İnternette oyun oynarken keyıflı keyıflı gazete okurken herseyı zıhnınızın kopyalayıp karakterınızı olusturdugunu ve bu karakterınızın fıkırlerınızın aslında bır kurguya baglı oldugunu dusunmek urkutucu degıl mı? Sadece dıkkat edın zıhnınızı ele gecırmelerıne ızın vermeyın ...
(İnternetten ve çeşitli yazılardan derlenmiştir,bana ait değildir.)
Re: Subliminal / Psikolojik Harp
Sayın:Arıza yazının devamını bekliyoruz tabiki yesil yazılarıda saygılar.

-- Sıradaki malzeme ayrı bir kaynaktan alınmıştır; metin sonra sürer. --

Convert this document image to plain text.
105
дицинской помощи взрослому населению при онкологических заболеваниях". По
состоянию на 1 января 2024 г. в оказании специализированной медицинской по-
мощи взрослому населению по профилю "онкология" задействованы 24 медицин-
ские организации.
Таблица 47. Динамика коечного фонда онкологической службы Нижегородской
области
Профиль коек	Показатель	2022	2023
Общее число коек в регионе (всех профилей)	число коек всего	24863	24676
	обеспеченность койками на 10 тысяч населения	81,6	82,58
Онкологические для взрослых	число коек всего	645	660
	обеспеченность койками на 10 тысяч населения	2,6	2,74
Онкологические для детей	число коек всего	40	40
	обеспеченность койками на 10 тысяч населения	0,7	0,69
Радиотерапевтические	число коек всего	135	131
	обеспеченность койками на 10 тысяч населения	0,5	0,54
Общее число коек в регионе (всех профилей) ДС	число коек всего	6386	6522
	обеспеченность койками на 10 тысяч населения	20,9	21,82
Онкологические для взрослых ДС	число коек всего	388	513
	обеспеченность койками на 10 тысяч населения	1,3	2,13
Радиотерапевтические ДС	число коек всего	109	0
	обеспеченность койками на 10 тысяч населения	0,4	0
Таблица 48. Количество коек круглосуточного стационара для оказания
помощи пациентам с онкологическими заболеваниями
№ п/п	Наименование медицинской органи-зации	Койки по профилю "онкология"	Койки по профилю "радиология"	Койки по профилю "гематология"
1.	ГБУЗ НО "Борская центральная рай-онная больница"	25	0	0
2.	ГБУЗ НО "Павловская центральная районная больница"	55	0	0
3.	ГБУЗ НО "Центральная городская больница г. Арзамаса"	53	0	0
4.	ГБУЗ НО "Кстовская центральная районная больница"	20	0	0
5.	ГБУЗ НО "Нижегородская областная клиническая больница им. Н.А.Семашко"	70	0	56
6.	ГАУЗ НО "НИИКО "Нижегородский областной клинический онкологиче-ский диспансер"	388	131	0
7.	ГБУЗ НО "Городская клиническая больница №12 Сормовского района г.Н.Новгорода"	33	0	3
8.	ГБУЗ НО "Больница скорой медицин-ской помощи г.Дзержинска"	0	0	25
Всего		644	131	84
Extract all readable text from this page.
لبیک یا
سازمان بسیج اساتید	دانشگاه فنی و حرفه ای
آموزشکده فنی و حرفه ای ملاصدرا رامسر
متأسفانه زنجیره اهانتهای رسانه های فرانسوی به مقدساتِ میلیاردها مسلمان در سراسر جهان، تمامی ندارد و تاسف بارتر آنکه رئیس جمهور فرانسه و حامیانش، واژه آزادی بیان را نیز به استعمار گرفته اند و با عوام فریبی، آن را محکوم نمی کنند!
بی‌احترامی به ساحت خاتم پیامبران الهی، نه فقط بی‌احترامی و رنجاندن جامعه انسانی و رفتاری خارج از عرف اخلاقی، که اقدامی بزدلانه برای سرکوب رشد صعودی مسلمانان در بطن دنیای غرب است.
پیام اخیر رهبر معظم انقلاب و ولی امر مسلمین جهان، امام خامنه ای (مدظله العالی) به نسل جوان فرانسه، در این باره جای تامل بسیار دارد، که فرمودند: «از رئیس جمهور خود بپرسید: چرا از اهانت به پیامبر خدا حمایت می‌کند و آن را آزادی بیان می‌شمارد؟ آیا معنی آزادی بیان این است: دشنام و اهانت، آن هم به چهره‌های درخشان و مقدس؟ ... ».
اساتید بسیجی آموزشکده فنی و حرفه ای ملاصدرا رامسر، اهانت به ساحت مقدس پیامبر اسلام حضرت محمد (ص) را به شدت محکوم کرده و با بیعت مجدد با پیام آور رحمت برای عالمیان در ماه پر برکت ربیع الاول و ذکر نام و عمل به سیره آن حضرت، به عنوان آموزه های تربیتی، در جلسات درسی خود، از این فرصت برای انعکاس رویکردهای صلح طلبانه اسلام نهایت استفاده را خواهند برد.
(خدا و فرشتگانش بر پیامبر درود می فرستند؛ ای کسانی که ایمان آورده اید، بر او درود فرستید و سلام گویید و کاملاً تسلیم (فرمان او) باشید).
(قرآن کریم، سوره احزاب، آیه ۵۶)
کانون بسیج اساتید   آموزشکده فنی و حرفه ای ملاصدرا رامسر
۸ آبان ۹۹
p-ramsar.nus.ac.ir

Re: Subliminal / Psikolojik Harp
* Bizi yanıltarak irademizi ele geçirmeye çalışan bir algı savaşı yaşıyoruz. Dış dünyadan bulasan algı virüsü uyutuyor, aldatıyor ve algımızı ele geçiriyor. Görmemiz istenenleri görüyor, yapmamız istenenleri yapıyor, küresel alginin figüranı oluyoruz. Algı yeteneğimiz bozulduğu için tehlike ve felaketler bitmek bilmiyor.
* Biz insanlar dünyayı algıladığımız şekilde görür ve yaşarız. Algımız ise beynimize akan bilgi tufanıyla oluşur. Dış dünyadan akan bu bilgi birikiminin hediye ettiği sanal gözlüğün gösterdiği şekilde de dünyayı görürüz. Yıllar içinde oluşan bu pembe gözlük, bilgi kirliliği yüzünden ne yazık ki gerçeği göstermiyor ve bizi sürekli yanıltıyor. Virüs girmiş bilgisayar gibi algimiz bozulmuş, zihnimiz karışık. Cağımızın önemli sorunu; algi kirlenmesi.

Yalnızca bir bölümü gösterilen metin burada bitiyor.